I was pretty confident as I carried my books to the buy-back counter that I would not only be able to afford the book I wanted, but I might make enough in trade to buy TWO books. Or I could take cash and use some of it to buy the book, and use the rest to buy myself a little treat, like a new lipstick or something. I had the money spent twenty different ways before I even hit the front of the line.
When it was my turn, I handed the book buyer the autographed book separate from the others saying, “This one is signed by the author,” and waited for her impressed expression.
She glanced at it, and wrinkled her nose a little. “Yeah, well, for an author like that…it doesn’t make much of a difference.”
I was a little taken aback. I had specifically held on to that book because it was signed, and that made me feel it was valuable. Trying to rally, I showed her my collector’s edition book. She typed some numbers into the computer, and watched the screen with a furrowed brow, her eyes darting back and forth.
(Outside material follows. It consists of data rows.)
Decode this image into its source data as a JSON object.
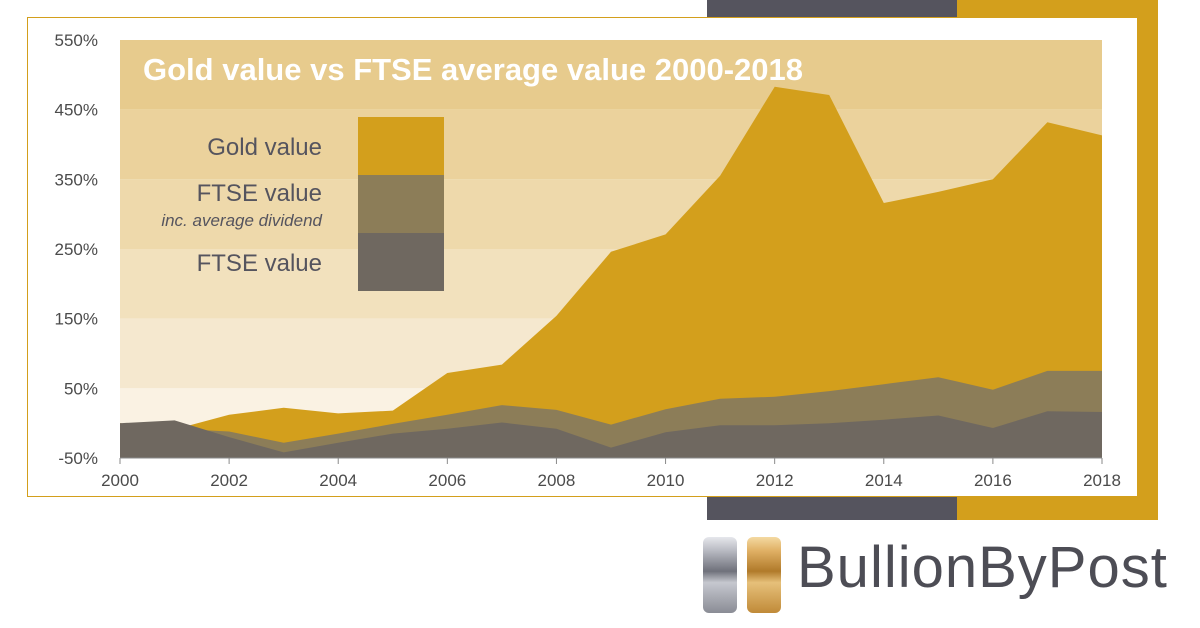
{
  "chart_data": {
    "type": "area",
    "title": "Gold value vs FTSE average value 2000-2018",
    "x": [
      2000,
      2001,
      2002,
      2003,
      2004,
      2005,
      2006,
      2007,
      2008,
      2009,
      2010,
      2011,
      2012,
      2013,
      2014,
      2015,
      2016,
      2017,
      2018
    ],
    "x_ticks": [
      "2000",
      "2002",
      "2004",
      "2006",
      "2008",
      "2010",
      "2012",
      "2014",
      "2016",
      "2018"
    ],
    "y_ticks": [
      "550%",
      "450%",
      "350%",
      "250%",
      "150%",
      "50%",
      "-50%"
    ],
    "ylim": [
      -50,
      550
    ],
    "series": [
      {
        "name": "Gold value",
        "color": "#d39f1c",
        "values": [
          0,
          -9,
          12,
          22,
          14,
          18,
          72,
          84,
          154,
          246,
          271,
          355,
          483,
          471,
          316,
          332,
          350,
          432,
          413
        ]
      },
      {
        "name": "FTSE value",
        "sublabel": "inc. average dividend",
        "color": "#8c7d58",
        "values": [
          0,
          -8,
          -12,
          -28,
          -15,
          -1,
          12,
          26,
          19,
          -2,
          20,
          35,
          38,
          46,
          56,
          66,
          48,
          75,
          75
        ]
      },
      {
        "name": "FTSE value",
        "color": "#6f6860",
        "values": [
          0,
          4,
          -20,
          -42,
          -28,
          -15,
          -8,
          1,
          -8,
          -35,
          -13,
          -3,
          -3,
          0,
          5,
          11,
          -7,
          17,
          16
        ]
      }
    ]
  },
  "brand": {
    "name": "BullionByPost"
  },
  "colors": {
    "gold": "#d39f1c",
    "dark": "#55545e"
  }
}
“Well,” she sighed, “That book USED to be considered a collector’s edition, but with the internet now, it’s too easy to find a copy of it. I can buy it from you as a reader’s edition if you’re not super attached to it.”
This was getting depressing. And concerning. Those two were the ones I actually thought were valuable and would definitely sell. I numbly agreed to selling the collector’s edition as a reader’s edition, and then watched her rapidly sort through my other books, the majority of which she pushed back across the counter at me as “no thank yous.” In the end, she only bought three of my books.
For a total of $7.25.
I dumped my unsellable books (including the autographed one) into their recycle box, found the book I’d come there to buy, and went to the registers. With the buy-back money, I had knocked down the price to $9.70, which was better than $23, or even $16, but still not free as I had anticipated. I was pretty bummed.
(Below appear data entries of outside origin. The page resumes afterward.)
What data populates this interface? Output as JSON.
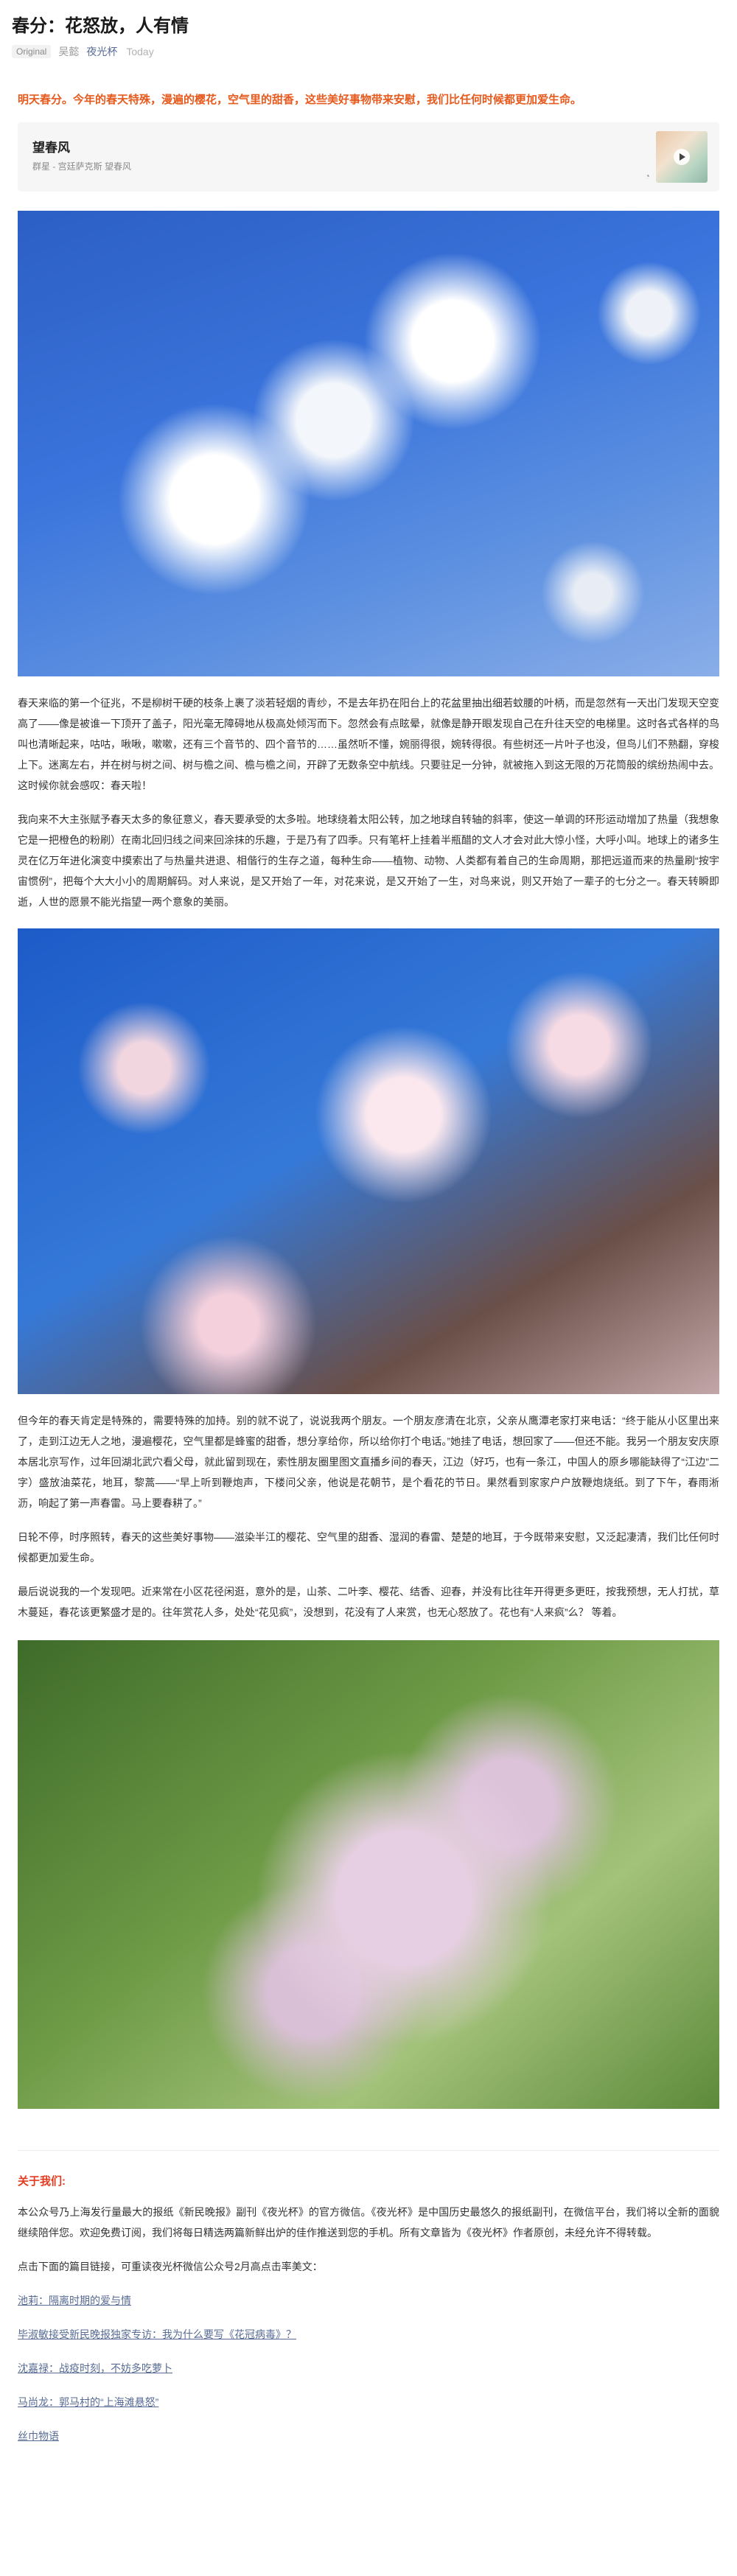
{
  "header": {
    "title": "春分：花怒放，人有情",
    "badge": "Original",
    "author": "吴懿",
    "account": "夜光杯",
    "date": "Today"
  },
  "intro": "明天春分。今年的春天特殊，漫遍的樱花，空气里的甜香，这些美好事物带来安慰，我们比任何时候都更加爱生命。",
  "audio_card": {
    "title": "望春风",
    "subtitle": "群星 - 宫廷萨克斯 望春风"
  },
  "paragraphs": [
    "春天来临的第一个征兆，不是柳树干硬的枝条上裹了淡若轻烟的青纱，不是去年扔在阳台上的花盆里抽出细若蚊腰的叶柄，而是忽然有一天出门发现天空变高了——像是被谁一下顶开了盖子，阳光毫无障碍地从极高处倾泻而下。忽然会有点眩晕，就像是静开眼发现自己在升往天空的电梯里。这时各式各样的鸟叫也清晰起来，咕咕，啾啾，嗽嗽，还有三个音节的、四个音节的……虽然听不懂，婉丽得很，婉转得很。有些树还一片叶子也没，但鸟儿们不熟翻，穿梭上下。迷离左右，并在树与树之间、树与檐之间、檐与檐之间，开辟了无数条空中航线。只要驻足一分钟，就被拖入到这无限的万花筒般的缤纷热闹中去。这时候你就会感叹：春天啦！",
    "我向来不大主张赋予春天太多的象征意义，春天要承受的太多啦。地球绕着太阳公转，加之地球自转轴的斜率，使这一单调的环形运动增加了热量（我想象它是一把橙色的粉刷）在南北回归线之间来回涂抹的乐趣，于是乃有了四季。只有笔杆上挂着半瓶醋的文人才会对此大惊小怪，大呼小叫。地球上的诸多生灵在亿万年进化演变中摸索出了与热量共进退、相偕行的生存之道，每种生命——植物、动物、人类都有着自己的生命周期，那把远道而来的热量刷“按宇宙惯例”，把每个大大小小的周期解码。对人来说，是又开始了一年，对花来说，是又开始了一生，对鸟来说，则又开始了一辈子的七分之一。春天转瞬即逝，人世的愿景不能光指望一两个意象的美丽。",
    "但今年的春天肯定是特殊的，需要特殊的加持。别的就不说了，说说我两个朋友。一个朋友彦清在北京，父亲从鹰潭老家打来电话：“终于能从小区里出来了，走到江边无人之地，漫遍樱花，空气里都是蜂蜜的甜香，想分享给你，所以给你打个电话。”她挂了电话，想回家了——但还不能。我另一个朋友安庆原本居北京写作，过年回湖北武穴看父母，就此留到现在，索性朋友圈里图文直播乡间的春天，江边（好巧，也有一条江，中国人的原乡哪能缺得了“江边”二字）盛放油菜花，地耳，黎蒿——“早上听到鞭炮声，下楼问父亲，他说是花朝节，是个看花的节日。果然看到家家户户放鞭炮烧纸。到了下午，春雨淅沥，响起了第一声春雷。马上要春耕了。”",
    "日轮不停，时序照转，春天的这些美好事物——滋染半江的樱花、空气里的甜香、湿润的春雷、楚楚的地耳，于今既带来安慰，又泛起凄清，我们比任何时候都更加爱生命。",
    "最后说说我的一个发现吧。近来常在小区花径闲逛，意外的是，山茶、二叶李、樱花、结香、迎春，并没有比往年开得更多更旺，按我预想，无人打扰，草木蔓延，春花该更繁盛才是的。往年赏花人多，处处“花见疯”，没想到，花没有了人来赏，也无心怒放了。花也有“人来疯”么？ 等着。"
  ],
  "footer": {
    "about_title": "关于我们:",
    "about_text": "本公众号乃上海发行量最大的报纸《新民晚报》副刊《夜光杯》的官方微信。《夜光杯》是中国历史最悠久的报纸副刊，在微信平台，我们将以全新的面貌继续陪伴您。欢迎免费订阅，我们将每日精选两篇新鲜出炉的佳作推送到您的手机。所有文章皆为《夜光杯》作者原创，未经允许不得转载。",
    "prompt": "点击下面的篇目链接，可重读夜光杯微信公众号2月高点击率美文：",
    "links": [
      "池莉：隔离时期的爱与情",
      "毕淑敏接受新民晚报独家专访：我为什么要写《花冠病毒》？",
      "沈嘉禄：战疫时刻，不妨多吃萝卜",
      "马尚龙：郭马村的“上海滩悬怒”",
      "丝巾物语"
    ]
  },
  "colors": {
    "accent_orange": "#e65a1e",
    "link_blue": "#576b95",
    "about_red": "#e23b1e"
  }
}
As I waited in line though, I thought about how many times, while doing resale of any kind – clothing, books, music, ebay, craigslist, even yard sales – I have been surprised to find out how little value my stuff actually has to the rest of the world. Things that I have held on to for years because I felt they were special or valuable have often been items I couldn’t even sell for a dollar – I’ve had to just give them away. Which makes it seem a bit crazy that I’ve spent so much money and time and energy acquiring all that stuff, and storing it. I am the one who assigned it value and gave it space in my home. To the rest of the world, it’s just crap. And no one wants my crap. And when I think about it that way, some of it is starting to look more like crap to me too.
So in the end, I got the book I wanted and I didn’t have to wait for it, and I’m finding it really useful as I approach my closet cleaning. I also ended up with less crowded bookshelves since I got rid of twelve books and only bought one new one. And I got a really valuable reminder about, well, value. For $9.70. BARGAIN!